Japan

Using Abbyy FineReader Pro for Japanese OCR


[Update: if you save your work in the Finereader-specific format, then changes you make after that point will automatically be saved when you exit the application; this is not clear from the documentation, and while it’s usually what you want, it may lead to unpleasant surprises if you decide to abandon changes made during that session.]

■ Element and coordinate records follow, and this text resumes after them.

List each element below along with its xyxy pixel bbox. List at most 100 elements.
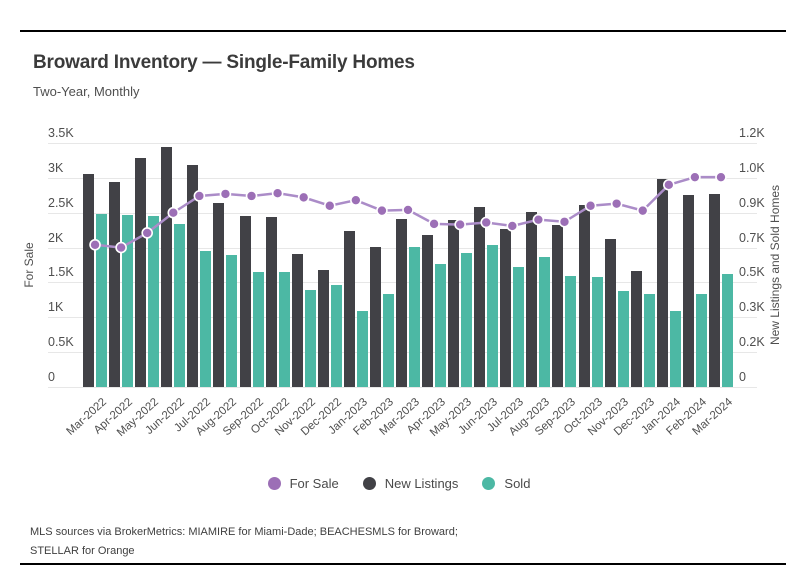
bar-sold [721,274,733,387]
right-axis-tick: 0 [739,370,746,384]
left-axis-tick: 1K [48,300,64,315]
bar-sold [382,294,394,387]
gridline [48,212,757,214]
gridline [48,387,757,388]
bar-new-listings [448,220,460,387]
right-axis-tick: 0.2K [739,335,765,350]
new-listings-legend-dot-icon [362,477,376,490]
left-axis-tick: 2.5K [48,195,74,210]
right-axis-title: New Listings and Sold Homes [768,184,782,346]
bar-new-listings [109,181,121,387]
legend-label-new-listings: New Listings [384,476,459,491]
bar-new-listings [656,178,668,387]
bar-new-listings [83,173,95,387]
bar-sold [513,267,525,387]
bar-sold [435,263,447,387]
right-axis-tick: 0.3K [739,300,765,315]
bar-new-listings [213,202,225,387]
bar-sold [617,291,629,387]
bar-new-listings [239,216,251,387]
for-sale-point [428,218,440,230]
legend-item-sold: Sold [482,476,530,491]
sold-legend-dot-icon [482,477,496,490]
bar-sold [122,215,134,387]
bar-sold [565,276,577,387]
bar-sold [409,246,420,387]
left-axis-title: For Sale [22,242,36,288]
bar-sold [304,290,316,387]
bar-new-listings [422,234,434,387]
bar-new-listings [187,165,199,387]
for-sale-point [636,204,649,217]
legend-label-sold: Sold [504,476,531,491]
bar-sold [539,256,551,387]
right-axis-tick: 0.7K [739,230,765,245]
bar-new-listings [291,253,303,387]
legend-label-for-sale: For Sale [289,476,339,491]
bottom-rule [20,563,786,565]
bar-new-listings [317,270,329,387]
page-subtitle: Two-Year, Monthly [33,84,140,99]
for-sale-point [271,187,284,199]
bar-sold [330,285,342,387]
right-axis-tick: 0.9K [739,195,765,210]
bar-sold [252,272,264,387]
legend: For Sale New Listings Sold [0,476,798,491]
source-note-line-2: STELLAR for Orange [30,545,135,557]
for-sale-point [245,190,258,202]
page-title: Broward Inventory — Single-Family Homes [33,52,415,73]
left-axis-tick: 3K [48,160,64,175]
for-sale-point [219,188,232,200]
left-axis-tick: 0 [48,370,55,384]
bar-sold [461,252,473,387]
gridline [48,143,757,144]
bar-sold [643,294,655,387]
bar-sold [669,310,681,387]
for-sale-point [350,194,362,206]
left-axis-tick: 1.5K [48,265,74,280]
bar-sold [174,224,186,387]
for-sale-point [610,197,623,210]
for-sale-point [297,191,310,204]
bar-new-listings [630,271,642,387]
bar-sold [591,277,603,387]
bar-new-listings [682,194,694,387]
bar-new-listings [343,231,355,387]
bar-new-listings [474,207,486,387]
bar-sold [487,244,499,387]
bar-sold [695,294,707,387]
bar-new-listings [396,219,407,387]
for-sale-legend-dot-icon [267,477,281,490]
bar-new-listings [708,193,720,387]
bar-new-listings [578,205,590,387]
left-axis-tick: 0.5K [48,335,74,350]
bar-sold [278,272,290,387]
bar-new-listings [265,217,277,387]
bar-sold [200,250,212,387]
bar-new-listings [369,246,381,387]
for-sale-point [323,199,336,212]
bar-sold [96,214,108,387]
bar-new-listings [161,147,173,387]
bar-sold [148,216,160,387]
left-axis-tick: 2K [48,230,64,245]
source-note-line-1: MLS sources via BrokerMetrics: MIAMIRE f… [30,526,458,538]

After several days with the free demo, in which I tested it with sources of varying quality and tinkered with the options, I bought a license for FineReader Pro 9.0 (at the competitive upgrade price for anyone who owns any OCR product). I then spent a merry evening working through an album where the liner notes were printed at various angles on a colored, patterned background. Comments follow:

  • Turn off all the auto features when working with Japanese text.
  • In the advanced options, disable all target fonts for font-matching except MS Mincho and Times New Roman. Don't let it export as MS Gothic; you'll never find all of the ー/一 errors.
  • Get the cleanest 600-dpi scan you can. This is sufficient for furigana-sized text on a white background.
  • Set the target language to Japanese-only if your source is noisy or you're sure there's no random English in the text. Otherwise, it's safe to leave English turned on.
  • Manually split and deskew pages if the separation isn't clean in the scan.
  • Adjust the apparent resolution of scans to set the output font size, before you tell it to recognize the text.
  • Manually draw recognition areas if there's anything unusual about your layout.
  • Rearrange the windows to put the scan and the recognized text side-by-side.
  • Don't bother with the spell-checker; it offers plausible alternative characters based on shape, but if the correct choice isn't there, you have to correct it in the main window anyway. Just right-click as you work through the document to see the same data in context.
  • You can explicitly save in a FineReader-specific format that preserves the entire state of your work, but it creates a new bundle each time, and it won't overwrite an existing one with the same name. This makes it very annoying when you want to simply save your progress as you work through a long document; each new save includes a complete copy of the scans, which adds up fast.
  • If you figure out how to get it stop deleting every full-width kanji whitespace character, let me know; it's damned annoying when you're trying to preserve the layout of a song.
  • Once you've told it to recognize the text, search the entire document for these common errors:
    • っ interpreted as つ and vice-versa
    • ー interpreted as 一 and vice-versa; check all other nearby katakana for "small-x as x" errrors while you're at it
    • 日 interpreted as 曰
    • Any English-style punctuation other than "!", ":", "…", or "?"; most likely, they should be the katakana center-dot, but it might have torn a character apart into random fragments (rare, unless your background is noisy).
    • The digits 0-9; if your source is noisy, random kanji and kana can be interpreted as digits, even when English recognition is disabled.
  • Delete any furigana it happens to recognize, unless you're exporting to PDF; it just makes a mess in Word.
  • In general, export to Word as Formatted Text, with the "Keep line breaks" and "Highlight uncertain characters" options turned on.
  • If your text is on a halftoned background and you're getting a lot of errors, load up the scan in Photoshop, use the Strong Contrast setting in Curves, then try out the various settings under Black & White until you find one that gets rid of most of the remaining halftone dots (I had good luck with Neutral Density). After that, you can Despeckle to get rid of most of the remaining noise, and use Curves again to force the text to a solid black.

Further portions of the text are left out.